Crédit photo: largus
Île-de-France et Corse, des situations particulières
L’Île-de-France constitue un cas à part. Le dispositif des voitures radars n’est pas utilisé en zone urbaine dense. Les quatre départements comprenant Paris et la petite couronne totalisent un peu plus de 18 000 PV liés à ces véhicules, soit environ 2 % seulement des infractions détectées par les radars automatiques dans la région.
Cela ne signifie pas que le contrôle y est faible, mais qu’il repose davantage sur d’autres dispositifs de radars fixes ou tourelles. Les voitures radars ciblent avant tout les axes hors agglomération.
La Corse présente également une configuration spécifique. L’activité y existe, avec plusieurs milliers de PV en Haute-Corse et quelques centaines en Corse-du-Sud, mais l’externalisation complète n’y est pas encore généralisée.
Crédit photo: Captain-radar Radar autonome en complément des voitures radars sur routes secondaires
Le réseau secondaire, véritable terrain des voitures radars
Contrairement à une idée répandue, les voitures radars ne se concentrent pas majoritairement sur les autoroutes. Environ 65 % des contrôles sont réalisés sur des routes limitées à 80 km/h, 25 % sur celles limitées à 90 km/h, moins de 9 % sur les axes à 70 km/h et à peine 1 % en agglomération ou sur voies rapides.
Le réseau secondaire constitue donc leur principal terrain d’action. Or, ce sont aussi ces routes qui concentrent une part importante de la mortalité routière.
Paradoxalement, c’est sur les axes plus rapides qu’elles obtiennent souvent leurs meilleurs résultats en matière de verbalisation. Ce constat alimente le débat. S’agit-il d’un outil purement préventif ou d’un dispositif dont l’efficacité financière joue également un rôle ? La question mérite d’être posée.
Conclusion
Les voitures radars dessinent une France du contrôle très inégale. L’Oise et la Charente-Maritime apparaissent comme des territoires particulièrement actifs, tandis que d’autres départements ont presque échappé au dispositif en 2024.

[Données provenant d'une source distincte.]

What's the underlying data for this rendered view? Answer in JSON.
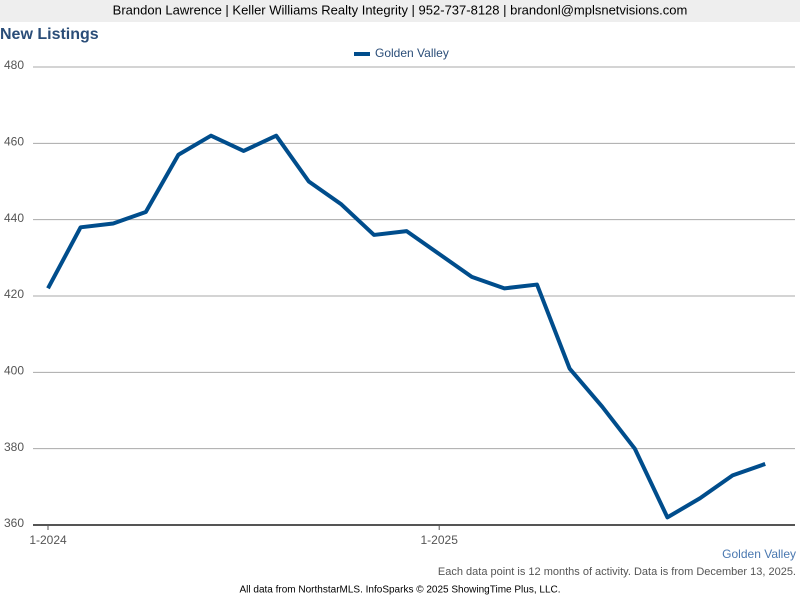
{
  "header": "Brandon Lawrence | Keller Williams Realty Integrity | 952-737-8128 | brandonl@mplsnetvisions.com",
  "chart_data": {
    "type": "line",
    "title": "New Listings",
    "categories": [
      "1-2024",
      null,
      null,
      null,
      null,
      null,
      null,
      null,
      null,
      null,
      null,
      null,
      "1-2025",
      null,
      null,
      null,
      null,
      null,
      null,
      null,
      null,
      null,
      null
    ],
    "series": [
      {
        "name": "Golden Valley",
        "color": "#004d8c",
        "values": [
          422,
          438,
          439,
          442,
          457,
          462,
          458,
          462,
          450,
          444,
          436,
          437,
          431,
          425,
          422,
          423,
          401,
          391,
          380,
          362,
          367,
          373,
          376
        ]
      }
    ],
    "ylim": [
      360,
      480
    ],
    "yticks": [
      360,
      380,
      400,
      420,
      440,
      460,
      480
    ],
    "grid": true,
    "legend": "top"
  },
  "footer": {
    "note": "Each data point is 12 months of activity. Data is from December 13, 2025.",
    "source": "All data from NorthstarMLS. InfoSparks © 2025 ShowingTime Plus, LLC."
  }
}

Derrière ces chiffres, l’organisation administrative, l’externalisation via le programme Dexter et les interruptions régionales expliquent une large part des écarts. Plus que jamais, la carte des verbalisations reflète autant des choix stratégiques que des comportements individuels.
Les données 2025 permettront de voir si cette géographie du contrôle se stabilise ou si les points chauds se déplacent encore. Une chose est certaine, sur le réseau secondaire français, la vigilance reste de mise.
Nota Bene :
Les voitures radars ne verbalisent pas partout avec la même intensité.
Les chiffres officiels 2022 à 2024 révèlent une France du contrôle très contrastée, où certains départements concentrent l’essentiel des PV.